World War II austerities pretty much put paid to complicated fancy jellies as an upper-class affectation, although instant flavoured jellies remained popular at the heartland level.
The fancy jelly tradition resurfaced in post-war America, whose homemakers revelled in savoury-sweet moulded gelatine salads, sometimes combining fruit, vegetable and meat in strange array. The awe-commanding kitsch and bright aesthetic of these confections probably seeded some transatlantic inspiration for the current revival in English jelly-making, spearheaded by food historian Peter Brears, self-styled jellymongers-cum-installation-artists Bompas & Parr, and chefs such as Heston Blumenthal.
Among their gelid arsenal are recreations of the most rococo historical jellies, modern materials used to cast moulds of unusual shape, jellies that twinkle or explode or fizz or glow in the dark. These trends have been partly powered by the efforts of food scientists and forward-thinking chefs in the past few decades. Modern tech and restless imaginations have enabled an astounding new level of precision in the understanding and manipulation of jellies, or hydrocolloids, to use the preferred modern term.

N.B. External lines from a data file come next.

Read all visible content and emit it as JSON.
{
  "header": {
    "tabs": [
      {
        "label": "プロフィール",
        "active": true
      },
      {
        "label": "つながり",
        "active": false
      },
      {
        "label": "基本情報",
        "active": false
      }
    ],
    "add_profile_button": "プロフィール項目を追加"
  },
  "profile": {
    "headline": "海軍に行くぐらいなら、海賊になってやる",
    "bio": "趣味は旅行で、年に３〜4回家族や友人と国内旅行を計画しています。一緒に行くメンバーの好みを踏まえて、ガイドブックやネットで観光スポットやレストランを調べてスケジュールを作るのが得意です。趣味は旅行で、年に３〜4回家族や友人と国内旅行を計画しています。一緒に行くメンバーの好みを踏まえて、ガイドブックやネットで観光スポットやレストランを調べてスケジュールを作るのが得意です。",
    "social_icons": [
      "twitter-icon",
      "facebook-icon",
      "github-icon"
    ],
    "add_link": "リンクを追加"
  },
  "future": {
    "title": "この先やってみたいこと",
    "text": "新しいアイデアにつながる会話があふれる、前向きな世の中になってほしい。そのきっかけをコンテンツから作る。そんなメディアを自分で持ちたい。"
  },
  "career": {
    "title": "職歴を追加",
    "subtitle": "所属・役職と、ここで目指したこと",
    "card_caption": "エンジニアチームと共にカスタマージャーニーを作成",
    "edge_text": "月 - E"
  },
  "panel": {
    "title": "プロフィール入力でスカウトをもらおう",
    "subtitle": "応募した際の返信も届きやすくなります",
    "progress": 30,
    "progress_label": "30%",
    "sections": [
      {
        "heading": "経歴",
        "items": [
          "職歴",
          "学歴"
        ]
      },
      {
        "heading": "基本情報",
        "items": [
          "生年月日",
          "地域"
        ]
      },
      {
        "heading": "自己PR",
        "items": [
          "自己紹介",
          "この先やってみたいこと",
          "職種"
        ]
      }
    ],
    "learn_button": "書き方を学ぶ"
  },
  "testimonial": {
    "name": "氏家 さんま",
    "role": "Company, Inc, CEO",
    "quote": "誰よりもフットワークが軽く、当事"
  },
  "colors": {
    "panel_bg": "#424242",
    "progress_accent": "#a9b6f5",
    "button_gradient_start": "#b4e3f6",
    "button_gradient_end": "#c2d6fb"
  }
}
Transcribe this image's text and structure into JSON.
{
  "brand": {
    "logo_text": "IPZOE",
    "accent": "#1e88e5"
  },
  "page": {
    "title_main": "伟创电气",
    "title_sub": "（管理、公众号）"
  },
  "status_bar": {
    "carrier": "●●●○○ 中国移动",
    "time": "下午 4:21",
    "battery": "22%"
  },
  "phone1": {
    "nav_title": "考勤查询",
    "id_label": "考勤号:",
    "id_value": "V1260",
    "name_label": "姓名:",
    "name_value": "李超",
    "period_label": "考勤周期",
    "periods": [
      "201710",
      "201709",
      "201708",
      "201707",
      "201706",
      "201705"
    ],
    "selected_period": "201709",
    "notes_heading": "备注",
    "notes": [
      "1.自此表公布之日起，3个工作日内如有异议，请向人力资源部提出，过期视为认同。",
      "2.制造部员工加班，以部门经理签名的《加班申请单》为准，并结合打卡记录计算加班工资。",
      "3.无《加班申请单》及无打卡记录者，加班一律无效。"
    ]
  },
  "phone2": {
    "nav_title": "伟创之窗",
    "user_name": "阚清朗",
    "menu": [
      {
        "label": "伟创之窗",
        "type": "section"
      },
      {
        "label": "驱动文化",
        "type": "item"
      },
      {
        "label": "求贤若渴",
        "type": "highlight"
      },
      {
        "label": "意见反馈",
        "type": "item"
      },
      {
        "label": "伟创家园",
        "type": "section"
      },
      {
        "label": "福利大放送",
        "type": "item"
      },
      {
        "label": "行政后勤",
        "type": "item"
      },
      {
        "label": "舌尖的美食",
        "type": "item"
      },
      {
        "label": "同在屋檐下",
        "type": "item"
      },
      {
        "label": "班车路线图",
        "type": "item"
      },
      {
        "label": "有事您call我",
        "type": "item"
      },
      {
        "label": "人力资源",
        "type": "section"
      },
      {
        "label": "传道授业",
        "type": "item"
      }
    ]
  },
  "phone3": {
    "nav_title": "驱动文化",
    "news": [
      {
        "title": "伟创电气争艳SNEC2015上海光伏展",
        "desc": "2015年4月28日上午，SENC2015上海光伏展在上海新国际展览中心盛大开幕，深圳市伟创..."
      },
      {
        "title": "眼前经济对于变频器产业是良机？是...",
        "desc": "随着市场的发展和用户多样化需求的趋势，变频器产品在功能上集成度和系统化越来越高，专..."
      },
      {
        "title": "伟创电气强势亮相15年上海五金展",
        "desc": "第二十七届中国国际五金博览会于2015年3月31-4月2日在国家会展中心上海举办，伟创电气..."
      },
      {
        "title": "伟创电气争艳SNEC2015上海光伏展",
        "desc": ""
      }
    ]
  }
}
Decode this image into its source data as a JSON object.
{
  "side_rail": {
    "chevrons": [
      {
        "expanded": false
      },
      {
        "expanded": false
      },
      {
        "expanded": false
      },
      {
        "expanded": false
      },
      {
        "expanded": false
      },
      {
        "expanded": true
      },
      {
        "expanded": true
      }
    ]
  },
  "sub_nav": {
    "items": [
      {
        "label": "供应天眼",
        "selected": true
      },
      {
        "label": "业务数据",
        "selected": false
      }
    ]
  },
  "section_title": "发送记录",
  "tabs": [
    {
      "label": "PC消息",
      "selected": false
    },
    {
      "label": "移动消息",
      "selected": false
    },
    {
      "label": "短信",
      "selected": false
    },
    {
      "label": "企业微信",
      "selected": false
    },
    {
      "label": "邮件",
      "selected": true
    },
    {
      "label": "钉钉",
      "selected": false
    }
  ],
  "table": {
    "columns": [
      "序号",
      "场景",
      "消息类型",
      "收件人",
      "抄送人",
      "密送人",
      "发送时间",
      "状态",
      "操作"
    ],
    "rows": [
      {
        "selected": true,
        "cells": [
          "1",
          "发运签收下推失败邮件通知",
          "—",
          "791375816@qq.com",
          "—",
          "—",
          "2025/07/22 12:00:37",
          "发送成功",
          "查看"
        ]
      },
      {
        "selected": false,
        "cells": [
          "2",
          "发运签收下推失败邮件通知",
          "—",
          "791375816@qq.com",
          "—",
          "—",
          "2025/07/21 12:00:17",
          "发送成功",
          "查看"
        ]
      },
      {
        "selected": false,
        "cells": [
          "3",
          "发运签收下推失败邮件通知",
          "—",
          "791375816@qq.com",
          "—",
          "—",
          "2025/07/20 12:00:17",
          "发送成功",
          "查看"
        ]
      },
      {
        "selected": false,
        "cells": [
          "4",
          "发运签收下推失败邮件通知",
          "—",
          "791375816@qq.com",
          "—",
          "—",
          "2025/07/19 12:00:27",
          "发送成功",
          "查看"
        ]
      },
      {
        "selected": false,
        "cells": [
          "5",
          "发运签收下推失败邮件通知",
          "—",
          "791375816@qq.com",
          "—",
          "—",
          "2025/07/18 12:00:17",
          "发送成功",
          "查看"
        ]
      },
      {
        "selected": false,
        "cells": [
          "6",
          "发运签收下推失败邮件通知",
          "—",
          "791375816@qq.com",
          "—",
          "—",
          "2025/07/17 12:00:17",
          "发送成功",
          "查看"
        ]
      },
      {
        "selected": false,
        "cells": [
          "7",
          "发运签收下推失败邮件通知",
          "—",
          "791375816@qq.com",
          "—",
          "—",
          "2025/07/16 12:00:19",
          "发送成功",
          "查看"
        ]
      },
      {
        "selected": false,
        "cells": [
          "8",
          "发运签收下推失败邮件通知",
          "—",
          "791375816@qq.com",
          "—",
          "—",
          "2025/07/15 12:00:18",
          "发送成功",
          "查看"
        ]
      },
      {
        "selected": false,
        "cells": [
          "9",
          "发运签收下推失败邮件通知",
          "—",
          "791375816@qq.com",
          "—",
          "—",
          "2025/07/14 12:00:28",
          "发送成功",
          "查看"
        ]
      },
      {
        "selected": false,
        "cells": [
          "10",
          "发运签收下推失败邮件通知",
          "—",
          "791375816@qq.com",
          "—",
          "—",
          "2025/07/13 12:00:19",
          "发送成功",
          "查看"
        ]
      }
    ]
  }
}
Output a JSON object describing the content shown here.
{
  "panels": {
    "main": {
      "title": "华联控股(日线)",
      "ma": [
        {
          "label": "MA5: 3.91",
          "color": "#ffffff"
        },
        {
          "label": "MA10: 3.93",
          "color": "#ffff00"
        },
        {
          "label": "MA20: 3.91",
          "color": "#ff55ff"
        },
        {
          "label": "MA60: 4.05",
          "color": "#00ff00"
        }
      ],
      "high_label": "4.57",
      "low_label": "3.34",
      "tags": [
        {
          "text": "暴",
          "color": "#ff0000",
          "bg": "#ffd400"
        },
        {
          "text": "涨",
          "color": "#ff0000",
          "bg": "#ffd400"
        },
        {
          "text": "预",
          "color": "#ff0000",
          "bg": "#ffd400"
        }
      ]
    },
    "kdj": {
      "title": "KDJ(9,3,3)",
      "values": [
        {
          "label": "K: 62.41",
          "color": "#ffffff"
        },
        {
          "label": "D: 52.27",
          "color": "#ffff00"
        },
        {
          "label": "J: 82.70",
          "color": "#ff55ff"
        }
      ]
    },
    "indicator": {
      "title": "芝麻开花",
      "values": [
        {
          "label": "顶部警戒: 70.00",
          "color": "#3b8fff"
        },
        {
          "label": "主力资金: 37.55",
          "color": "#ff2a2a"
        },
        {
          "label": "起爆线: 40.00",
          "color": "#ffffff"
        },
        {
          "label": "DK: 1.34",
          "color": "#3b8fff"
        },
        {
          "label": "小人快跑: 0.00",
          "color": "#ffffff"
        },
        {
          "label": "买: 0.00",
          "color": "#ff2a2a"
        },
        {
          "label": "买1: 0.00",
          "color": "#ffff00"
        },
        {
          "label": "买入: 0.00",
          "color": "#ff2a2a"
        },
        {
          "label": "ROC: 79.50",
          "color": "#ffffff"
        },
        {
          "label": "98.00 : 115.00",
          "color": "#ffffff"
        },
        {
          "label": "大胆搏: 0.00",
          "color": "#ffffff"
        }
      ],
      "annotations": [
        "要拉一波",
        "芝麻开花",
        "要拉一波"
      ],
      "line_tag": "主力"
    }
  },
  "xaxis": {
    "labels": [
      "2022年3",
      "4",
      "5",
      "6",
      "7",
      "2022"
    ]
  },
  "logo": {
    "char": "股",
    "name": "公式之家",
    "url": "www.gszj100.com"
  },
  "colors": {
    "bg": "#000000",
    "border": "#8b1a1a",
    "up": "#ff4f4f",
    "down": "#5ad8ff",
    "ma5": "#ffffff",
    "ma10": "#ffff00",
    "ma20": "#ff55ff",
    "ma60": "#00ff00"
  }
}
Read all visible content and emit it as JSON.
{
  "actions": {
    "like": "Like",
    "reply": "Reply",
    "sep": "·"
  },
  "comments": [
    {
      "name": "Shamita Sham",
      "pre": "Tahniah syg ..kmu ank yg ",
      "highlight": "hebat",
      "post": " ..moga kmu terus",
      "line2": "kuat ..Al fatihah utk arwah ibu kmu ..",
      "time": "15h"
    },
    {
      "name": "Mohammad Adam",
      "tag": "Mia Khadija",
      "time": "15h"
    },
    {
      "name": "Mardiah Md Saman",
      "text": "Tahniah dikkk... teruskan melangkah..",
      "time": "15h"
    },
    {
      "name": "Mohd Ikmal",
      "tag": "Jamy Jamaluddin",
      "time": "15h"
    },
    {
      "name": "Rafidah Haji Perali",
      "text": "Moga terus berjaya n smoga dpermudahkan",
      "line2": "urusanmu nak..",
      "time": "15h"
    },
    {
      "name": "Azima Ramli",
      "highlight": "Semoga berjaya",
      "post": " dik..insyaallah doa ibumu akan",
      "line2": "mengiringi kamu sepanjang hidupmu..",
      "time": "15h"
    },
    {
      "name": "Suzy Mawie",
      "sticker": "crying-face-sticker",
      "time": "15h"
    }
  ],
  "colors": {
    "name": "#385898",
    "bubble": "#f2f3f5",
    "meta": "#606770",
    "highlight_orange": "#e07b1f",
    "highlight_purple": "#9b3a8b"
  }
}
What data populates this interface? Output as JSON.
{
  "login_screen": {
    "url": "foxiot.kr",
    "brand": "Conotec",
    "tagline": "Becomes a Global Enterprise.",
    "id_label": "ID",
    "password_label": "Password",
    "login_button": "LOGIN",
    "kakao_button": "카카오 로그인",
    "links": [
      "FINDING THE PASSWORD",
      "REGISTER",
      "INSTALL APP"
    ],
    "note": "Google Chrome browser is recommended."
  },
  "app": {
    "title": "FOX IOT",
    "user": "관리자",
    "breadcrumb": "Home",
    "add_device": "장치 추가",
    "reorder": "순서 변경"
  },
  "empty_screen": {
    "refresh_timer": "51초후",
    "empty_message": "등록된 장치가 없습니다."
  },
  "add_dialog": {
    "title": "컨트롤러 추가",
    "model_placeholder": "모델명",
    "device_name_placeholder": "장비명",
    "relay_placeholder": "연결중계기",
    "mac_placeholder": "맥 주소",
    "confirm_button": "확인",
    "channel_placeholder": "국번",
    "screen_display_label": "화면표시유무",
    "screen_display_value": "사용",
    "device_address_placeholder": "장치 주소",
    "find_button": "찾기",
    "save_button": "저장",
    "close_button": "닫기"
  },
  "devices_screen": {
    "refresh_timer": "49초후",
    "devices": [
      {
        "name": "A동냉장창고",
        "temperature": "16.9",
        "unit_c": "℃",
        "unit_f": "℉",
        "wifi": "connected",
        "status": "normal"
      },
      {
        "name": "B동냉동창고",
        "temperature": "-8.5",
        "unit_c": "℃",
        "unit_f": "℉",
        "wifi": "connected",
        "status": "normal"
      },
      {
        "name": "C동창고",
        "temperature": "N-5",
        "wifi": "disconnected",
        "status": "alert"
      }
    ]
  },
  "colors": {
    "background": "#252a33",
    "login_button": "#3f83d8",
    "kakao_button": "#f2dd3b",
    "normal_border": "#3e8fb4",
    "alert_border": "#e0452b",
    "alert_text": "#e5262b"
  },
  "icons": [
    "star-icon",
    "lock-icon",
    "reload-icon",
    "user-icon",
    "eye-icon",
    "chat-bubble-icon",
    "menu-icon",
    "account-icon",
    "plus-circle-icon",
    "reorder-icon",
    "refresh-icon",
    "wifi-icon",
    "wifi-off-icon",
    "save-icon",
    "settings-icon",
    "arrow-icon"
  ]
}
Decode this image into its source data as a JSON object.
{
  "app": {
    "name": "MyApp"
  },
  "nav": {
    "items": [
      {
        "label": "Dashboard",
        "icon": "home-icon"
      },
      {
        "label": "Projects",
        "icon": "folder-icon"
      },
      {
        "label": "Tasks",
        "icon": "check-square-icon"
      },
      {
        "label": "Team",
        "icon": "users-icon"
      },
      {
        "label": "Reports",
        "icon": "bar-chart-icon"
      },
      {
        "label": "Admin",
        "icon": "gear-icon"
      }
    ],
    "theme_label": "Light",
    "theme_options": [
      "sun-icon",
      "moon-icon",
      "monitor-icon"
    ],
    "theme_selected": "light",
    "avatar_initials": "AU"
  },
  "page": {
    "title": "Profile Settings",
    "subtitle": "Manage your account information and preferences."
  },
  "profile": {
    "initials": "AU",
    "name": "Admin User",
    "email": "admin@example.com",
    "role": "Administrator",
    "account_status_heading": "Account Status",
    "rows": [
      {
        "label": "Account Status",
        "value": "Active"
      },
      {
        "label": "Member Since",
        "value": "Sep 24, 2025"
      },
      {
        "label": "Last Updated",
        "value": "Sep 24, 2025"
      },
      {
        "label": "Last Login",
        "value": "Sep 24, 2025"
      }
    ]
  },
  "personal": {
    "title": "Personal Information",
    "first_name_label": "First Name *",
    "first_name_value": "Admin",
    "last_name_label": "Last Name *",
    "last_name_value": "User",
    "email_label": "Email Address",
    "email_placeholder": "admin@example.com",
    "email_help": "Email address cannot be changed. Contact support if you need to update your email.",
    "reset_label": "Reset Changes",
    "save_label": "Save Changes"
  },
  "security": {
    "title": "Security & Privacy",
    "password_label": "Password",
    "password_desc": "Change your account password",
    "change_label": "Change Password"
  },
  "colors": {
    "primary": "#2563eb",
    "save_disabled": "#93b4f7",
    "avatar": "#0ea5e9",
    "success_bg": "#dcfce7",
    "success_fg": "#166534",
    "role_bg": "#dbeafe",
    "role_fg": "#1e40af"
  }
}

Although the gelling agents themselves come from the same sources — plants, seaweeds, roots, animal parts — they are now refined, processed and blended so as to allow extremely fine tuning of clarity, mouthfeel, stability, setting point and other traits. So we can now enjoy hot jellies: jellies that are set when hot but liquid when cold; jellies wafting booze; jellies in nearly every shape, from caviar-like droplets and pearly spheres to transparent films and noodle strands; jellies made from ingredients with fragile, heat-sensitive aromas and flavours; jellied foie gras and mousses flexible enough to tie in knots or pose in arches; jellies stable enough to use as a protective shell around a main ingredient during cooking.
Not that you need a diploma to appreciate jelly’s charms. At the other end of the scale from avant-garde Castilian hydrocolloids, jelly as a Spanish folk art is abounding in Mexico and the southern US. “Gelatinas artisticas” and “gelatinas florales” have been all the rage for several years now. To make these gorgeous confections, syringes filled with coloured opaque gelatine solutions are deftly inserted into cups of set clear gelatine, squeezed and wiggled to leave behind astonishingly lifelike flowers, every petal, stamen and pistil exquisitely formed from a trail of jelly.
How many foods are capable of spanning so many kitchens, holding such attention, undergoing such reinvention? Much like hope, jelly truly springs eternal.